Top House lawmaker rebukes ‘too cautious’ approach to Ukraine aid, calls for long-range artillery and sophisticated drones
Stars and Stripes June 15, 2022
WASHINGTON — The chairman of the House Armed Services Committee on Wednesday called for the U.S. to send Ukraine long-range artillery and drones capable of deep strikes in Russian-held territory, describing current weapon shipments as too slow and cautious.
Rep. Adam Smith, D-Wash., said he has been pressing the issue with the White House “near constantly” and disagreed with President Joe Biden’s decision to limit Ukrainians to rocket systems with munitions that have a range of just 40 miles. Fearing a wider war, the White House obtained assurances from Ukraine that it would not use the weapons to strike targets within Russia.

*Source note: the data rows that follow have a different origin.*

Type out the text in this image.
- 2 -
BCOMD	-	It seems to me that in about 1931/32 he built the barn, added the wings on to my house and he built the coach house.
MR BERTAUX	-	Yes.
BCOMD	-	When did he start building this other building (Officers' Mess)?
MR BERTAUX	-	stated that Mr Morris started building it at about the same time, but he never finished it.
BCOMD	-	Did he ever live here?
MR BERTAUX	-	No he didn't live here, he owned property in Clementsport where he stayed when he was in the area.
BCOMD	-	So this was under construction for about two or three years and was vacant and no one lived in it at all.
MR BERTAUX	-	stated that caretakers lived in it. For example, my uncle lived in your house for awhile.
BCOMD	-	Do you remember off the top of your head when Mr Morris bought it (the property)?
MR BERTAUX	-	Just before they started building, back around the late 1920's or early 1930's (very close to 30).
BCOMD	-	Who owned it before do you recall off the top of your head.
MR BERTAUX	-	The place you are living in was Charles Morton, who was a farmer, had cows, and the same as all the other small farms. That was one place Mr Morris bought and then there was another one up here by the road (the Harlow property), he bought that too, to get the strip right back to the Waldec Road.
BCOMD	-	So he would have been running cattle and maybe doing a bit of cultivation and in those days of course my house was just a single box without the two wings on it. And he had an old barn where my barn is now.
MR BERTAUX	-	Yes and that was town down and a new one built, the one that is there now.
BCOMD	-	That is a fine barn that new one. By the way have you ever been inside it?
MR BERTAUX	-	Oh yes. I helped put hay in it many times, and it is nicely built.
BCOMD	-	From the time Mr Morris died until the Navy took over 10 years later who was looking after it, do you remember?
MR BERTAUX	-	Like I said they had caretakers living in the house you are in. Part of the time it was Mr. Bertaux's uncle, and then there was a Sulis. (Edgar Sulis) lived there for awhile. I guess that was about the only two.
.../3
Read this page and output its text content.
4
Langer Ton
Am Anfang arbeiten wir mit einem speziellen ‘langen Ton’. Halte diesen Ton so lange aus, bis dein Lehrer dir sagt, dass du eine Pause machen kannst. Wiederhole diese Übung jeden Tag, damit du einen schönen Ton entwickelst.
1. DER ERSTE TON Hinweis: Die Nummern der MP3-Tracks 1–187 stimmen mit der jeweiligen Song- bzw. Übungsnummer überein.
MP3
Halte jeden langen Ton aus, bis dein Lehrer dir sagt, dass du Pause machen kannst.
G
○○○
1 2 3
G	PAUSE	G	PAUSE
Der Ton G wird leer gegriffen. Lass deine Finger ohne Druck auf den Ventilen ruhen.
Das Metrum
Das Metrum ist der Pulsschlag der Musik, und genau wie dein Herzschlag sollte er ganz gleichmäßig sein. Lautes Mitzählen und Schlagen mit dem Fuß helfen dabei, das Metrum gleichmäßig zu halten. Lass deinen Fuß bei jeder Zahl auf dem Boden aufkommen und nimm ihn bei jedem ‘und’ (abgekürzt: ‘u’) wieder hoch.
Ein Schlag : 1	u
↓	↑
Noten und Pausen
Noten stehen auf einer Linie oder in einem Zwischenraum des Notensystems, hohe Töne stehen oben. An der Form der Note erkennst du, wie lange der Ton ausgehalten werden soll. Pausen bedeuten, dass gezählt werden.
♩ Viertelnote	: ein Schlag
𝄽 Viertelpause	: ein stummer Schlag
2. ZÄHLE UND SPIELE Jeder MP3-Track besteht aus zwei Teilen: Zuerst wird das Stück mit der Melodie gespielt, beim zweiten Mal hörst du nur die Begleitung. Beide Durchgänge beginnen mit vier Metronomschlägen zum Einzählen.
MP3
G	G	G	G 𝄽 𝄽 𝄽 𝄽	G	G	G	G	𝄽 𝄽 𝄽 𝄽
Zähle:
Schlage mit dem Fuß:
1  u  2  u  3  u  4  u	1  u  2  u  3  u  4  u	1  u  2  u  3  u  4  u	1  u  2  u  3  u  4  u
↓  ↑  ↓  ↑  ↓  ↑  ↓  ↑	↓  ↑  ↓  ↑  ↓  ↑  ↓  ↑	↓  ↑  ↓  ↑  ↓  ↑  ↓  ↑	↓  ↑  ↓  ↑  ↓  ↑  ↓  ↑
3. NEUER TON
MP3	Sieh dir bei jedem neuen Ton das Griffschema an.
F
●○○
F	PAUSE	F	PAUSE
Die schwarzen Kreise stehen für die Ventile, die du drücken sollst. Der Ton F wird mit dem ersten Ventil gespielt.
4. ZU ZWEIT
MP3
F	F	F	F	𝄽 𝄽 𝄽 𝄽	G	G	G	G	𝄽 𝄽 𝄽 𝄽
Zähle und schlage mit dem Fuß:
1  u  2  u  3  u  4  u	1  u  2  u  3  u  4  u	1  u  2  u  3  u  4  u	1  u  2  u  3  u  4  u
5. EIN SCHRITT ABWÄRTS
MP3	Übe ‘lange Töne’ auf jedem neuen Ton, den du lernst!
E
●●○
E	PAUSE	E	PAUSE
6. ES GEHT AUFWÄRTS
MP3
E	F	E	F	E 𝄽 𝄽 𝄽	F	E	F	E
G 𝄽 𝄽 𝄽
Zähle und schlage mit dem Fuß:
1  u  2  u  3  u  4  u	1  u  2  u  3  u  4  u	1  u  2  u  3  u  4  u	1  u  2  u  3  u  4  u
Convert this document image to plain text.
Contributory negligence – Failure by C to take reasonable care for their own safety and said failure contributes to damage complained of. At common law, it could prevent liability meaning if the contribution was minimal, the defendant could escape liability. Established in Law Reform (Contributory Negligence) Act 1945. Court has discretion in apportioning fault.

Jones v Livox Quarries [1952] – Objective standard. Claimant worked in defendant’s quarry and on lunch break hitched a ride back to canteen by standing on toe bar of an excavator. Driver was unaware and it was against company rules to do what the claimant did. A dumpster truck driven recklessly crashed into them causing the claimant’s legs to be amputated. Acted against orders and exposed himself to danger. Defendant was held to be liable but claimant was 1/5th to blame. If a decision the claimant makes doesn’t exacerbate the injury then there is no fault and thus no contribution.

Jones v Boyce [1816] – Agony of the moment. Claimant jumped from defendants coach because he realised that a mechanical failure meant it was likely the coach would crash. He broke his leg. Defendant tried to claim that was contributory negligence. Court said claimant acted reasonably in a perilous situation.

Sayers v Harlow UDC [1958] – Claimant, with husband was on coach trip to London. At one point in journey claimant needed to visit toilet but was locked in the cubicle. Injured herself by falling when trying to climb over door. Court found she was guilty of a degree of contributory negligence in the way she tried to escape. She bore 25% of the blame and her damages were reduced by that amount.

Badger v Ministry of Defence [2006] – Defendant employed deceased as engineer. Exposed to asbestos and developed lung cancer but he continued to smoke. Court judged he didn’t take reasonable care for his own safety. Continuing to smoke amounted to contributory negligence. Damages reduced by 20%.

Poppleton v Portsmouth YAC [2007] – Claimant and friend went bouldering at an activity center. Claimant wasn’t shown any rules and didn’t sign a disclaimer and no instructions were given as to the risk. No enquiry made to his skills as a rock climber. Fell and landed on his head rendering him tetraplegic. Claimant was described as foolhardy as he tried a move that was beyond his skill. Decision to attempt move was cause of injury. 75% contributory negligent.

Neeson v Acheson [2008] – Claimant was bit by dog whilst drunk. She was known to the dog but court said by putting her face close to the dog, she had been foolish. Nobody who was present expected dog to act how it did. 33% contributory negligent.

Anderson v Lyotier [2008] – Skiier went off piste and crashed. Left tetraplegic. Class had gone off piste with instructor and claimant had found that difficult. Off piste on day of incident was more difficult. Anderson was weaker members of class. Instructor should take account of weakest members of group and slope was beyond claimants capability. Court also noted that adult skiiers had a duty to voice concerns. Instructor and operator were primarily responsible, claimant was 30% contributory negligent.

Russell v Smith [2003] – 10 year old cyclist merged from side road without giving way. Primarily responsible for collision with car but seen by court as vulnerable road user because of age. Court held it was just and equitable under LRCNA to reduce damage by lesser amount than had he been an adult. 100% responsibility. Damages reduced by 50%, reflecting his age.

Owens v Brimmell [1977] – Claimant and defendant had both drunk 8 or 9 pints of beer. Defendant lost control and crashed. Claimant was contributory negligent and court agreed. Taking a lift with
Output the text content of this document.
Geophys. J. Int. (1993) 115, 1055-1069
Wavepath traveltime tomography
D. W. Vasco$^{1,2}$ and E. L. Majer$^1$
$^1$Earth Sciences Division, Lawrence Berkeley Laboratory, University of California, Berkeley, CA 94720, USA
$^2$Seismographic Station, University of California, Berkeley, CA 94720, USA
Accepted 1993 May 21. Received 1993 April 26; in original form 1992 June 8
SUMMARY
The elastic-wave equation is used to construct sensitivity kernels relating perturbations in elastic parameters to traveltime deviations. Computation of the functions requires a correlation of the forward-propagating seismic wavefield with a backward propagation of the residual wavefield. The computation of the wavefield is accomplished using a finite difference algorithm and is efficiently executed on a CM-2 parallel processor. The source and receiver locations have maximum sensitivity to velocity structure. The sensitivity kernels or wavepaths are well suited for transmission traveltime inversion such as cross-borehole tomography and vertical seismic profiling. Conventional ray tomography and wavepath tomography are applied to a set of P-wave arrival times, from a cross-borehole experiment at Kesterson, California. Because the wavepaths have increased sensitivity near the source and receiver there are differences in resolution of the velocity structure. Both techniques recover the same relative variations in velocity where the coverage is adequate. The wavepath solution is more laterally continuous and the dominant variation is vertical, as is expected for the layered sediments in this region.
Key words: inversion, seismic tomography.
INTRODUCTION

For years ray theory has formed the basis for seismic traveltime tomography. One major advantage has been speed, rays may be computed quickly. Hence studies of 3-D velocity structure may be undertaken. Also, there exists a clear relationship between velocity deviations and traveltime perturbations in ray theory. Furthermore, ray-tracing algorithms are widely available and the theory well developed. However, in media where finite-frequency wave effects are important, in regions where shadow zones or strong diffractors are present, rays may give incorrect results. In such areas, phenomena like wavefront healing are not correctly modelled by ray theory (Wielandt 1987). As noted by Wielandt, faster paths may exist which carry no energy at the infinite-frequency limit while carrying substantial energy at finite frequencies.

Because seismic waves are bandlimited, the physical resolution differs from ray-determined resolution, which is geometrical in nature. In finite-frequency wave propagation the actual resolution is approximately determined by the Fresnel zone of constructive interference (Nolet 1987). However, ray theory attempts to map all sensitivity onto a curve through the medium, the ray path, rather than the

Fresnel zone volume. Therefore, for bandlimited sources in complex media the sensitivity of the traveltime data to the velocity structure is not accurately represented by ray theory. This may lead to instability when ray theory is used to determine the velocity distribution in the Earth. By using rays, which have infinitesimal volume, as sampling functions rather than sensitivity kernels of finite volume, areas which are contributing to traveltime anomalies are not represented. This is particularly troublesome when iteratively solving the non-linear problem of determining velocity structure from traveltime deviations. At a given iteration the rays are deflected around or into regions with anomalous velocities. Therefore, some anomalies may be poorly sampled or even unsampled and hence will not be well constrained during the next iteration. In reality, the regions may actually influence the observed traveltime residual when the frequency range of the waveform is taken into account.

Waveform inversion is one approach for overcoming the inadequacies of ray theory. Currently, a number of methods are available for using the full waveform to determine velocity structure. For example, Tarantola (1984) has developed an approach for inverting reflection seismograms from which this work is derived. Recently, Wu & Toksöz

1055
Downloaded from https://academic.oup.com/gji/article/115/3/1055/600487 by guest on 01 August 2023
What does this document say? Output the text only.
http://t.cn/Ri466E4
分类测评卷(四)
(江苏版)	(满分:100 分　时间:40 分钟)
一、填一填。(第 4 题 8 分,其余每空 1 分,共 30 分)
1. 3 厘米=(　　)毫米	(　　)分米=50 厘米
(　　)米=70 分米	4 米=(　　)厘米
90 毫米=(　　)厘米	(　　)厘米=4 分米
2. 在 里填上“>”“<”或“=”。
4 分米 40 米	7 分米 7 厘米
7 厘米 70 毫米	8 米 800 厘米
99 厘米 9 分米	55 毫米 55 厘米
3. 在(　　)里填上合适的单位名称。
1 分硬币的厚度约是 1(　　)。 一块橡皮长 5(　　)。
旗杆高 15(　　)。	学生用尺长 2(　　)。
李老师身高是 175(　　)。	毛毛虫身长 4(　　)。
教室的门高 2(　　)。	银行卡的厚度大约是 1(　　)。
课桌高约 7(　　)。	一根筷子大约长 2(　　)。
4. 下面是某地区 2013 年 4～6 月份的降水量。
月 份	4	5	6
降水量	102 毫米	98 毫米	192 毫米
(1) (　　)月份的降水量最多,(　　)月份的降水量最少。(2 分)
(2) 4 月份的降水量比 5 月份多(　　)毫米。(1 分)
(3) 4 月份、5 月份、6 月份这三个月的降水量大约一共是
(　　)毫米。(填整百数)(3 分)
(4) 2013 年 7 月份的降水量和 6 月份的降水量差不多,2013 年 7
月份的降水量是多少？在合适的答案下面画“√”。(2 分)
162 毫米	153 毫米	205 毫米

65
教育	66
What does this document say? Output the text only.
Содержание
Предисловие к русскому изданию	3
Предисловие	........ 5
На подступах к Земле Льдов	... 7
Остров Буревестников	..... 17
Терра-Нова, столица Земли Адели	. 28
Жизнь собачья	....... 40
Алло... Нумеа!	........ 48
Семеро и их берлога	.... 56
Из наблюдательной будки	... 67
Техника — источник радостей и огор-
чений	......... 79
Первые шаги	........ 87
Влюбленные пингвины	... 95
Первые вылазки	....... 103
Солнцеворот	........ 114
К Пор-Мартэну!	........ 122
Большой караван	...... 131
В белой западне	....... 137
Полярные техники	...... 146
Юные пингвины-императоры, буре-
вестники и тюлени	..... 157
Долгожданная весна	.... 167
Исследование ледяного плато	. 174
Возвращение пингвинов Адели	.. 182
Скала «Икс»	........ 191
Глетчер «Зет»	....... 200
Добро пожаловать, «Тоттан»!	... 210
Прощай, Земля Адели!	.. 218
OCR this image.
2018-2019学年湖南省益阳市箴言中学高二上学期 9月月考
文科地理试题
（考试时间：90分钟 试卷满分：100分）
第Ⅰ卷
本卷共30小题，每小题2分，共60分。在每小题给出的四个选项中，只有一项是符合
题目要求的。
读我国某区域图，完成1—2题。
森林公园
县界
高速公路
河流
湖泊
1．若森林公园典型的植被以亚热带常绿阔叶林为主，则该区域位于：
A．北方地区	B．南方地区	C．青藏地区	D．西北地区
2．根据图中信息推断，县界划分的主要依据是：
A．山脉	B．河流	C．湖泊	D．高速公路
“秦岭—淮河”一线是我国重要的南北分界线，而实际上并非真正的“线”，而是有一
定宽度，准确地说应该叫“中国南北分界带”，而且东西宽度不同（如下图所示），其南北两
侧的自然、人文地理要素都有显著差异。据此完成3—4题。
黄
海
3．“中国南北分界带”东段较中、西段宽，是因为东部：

Smith criticized the hesitancy and restrictions at a Defense Writers Group event, and he said Ukraine should get more sophisticated weapons and in large quantities.
“Ukraine borders Russia, if you give them a mortar shell that can go a mile, theoretically it can strike Russia,” Smith said. “The point of giving them the weapons is not to be able to strike into Russia, the point is to be able to hit the Russians who are in Ukraine from a longer, safer distance.”
Ukraine is losing 100 to 200 soldiers on the battleground per day, according to Ukrainian officials. Russian forces are able to inflict such mass casualties due to a manpower and equipment advantage in the south and eastern Donbas region, where Russia’s four-month war against Ukraine is now concentrated.
The ongoing artillery duel across open terrain requires higher-grade weapons support from the U.S., Smith said. The U.S. sent four High Mobility Artillery Rocket Systems, or HIMARS, in a military aid package this month, but future shipments should include munitions and powerful drones capable of flying longer distances, he said.
Smith expressed exasperation with the pace of ongoing discussions to sell Ukraine multi-use MQ-1C Gray Eagle drones that can collect large amounts of data and carry eight Hellfire missiles, a significant upgrade from the single-use unmanned aerial systems Ukrainian forces have used so far. Negotiations over the Gray Eagles have been bogged down by concerns over logistics and training, he said.
“Let’s get them over there, let’s get started,” Smith said. “The issue is if the Russians are able to see better and shoot farther, then you’re at a disadvantage so I think we should give them more of that.”
Russia’s ability to garner intelligence and conduct surveillance and reconnaissance is far superior to Ukraine’s because they have better drones scoping out enemy artillery positions, he said.
“The Ukrainians don’t have that same capability,” Smith said. “There needs to be more ISR capability, more drone capability and more counter-drone capability to disrupt Russians looking at them.”
Smith said his frustration with the White House’s overly timid approach to arming Ukraine is shared by most of the House Armed Services Committee.
“My sense is that the consensus amongst the committee is we need to be more aggressive about what we give,” he said. “That I will say with great confidence in a bipartisan way. [There’s] a sense that we could be doing more in terms of the type of weapons that we’re sending.”
Mykhailo Podolyak, an adviser to Ukrainian President Volodymyr Zelenskyy, said Monday that ending the bloodshed in Ukraine will require 1,000 howitzers, 1,000 drones, 2,000 armored vehicles, 500 tanks and 300 multiple launch rocket systems. Zelenskyy on Tuesday specifically requested anti-missile defense systems.
Defense Secretary Lloyd Austin on Wednesday announced an additional $1 billion in military aid for Ukraine that includes 18 howitzers, two harpoon missile systems for coastal defense, more ammunition for rocket launchers and other equipment. The assistance package is the largest since the war broke out in February.
Smith said the U.S. remains capable of funneling the weaponry to the front line, despite claims by Russians that they are targeting and eliminating deliveries of weapons from the West.
“It will be a constant cat-and-mouse game to figure out how to get around Russian defenses … but I can say we are still able to get a substantial amount of weapons into Ukraine,” he said.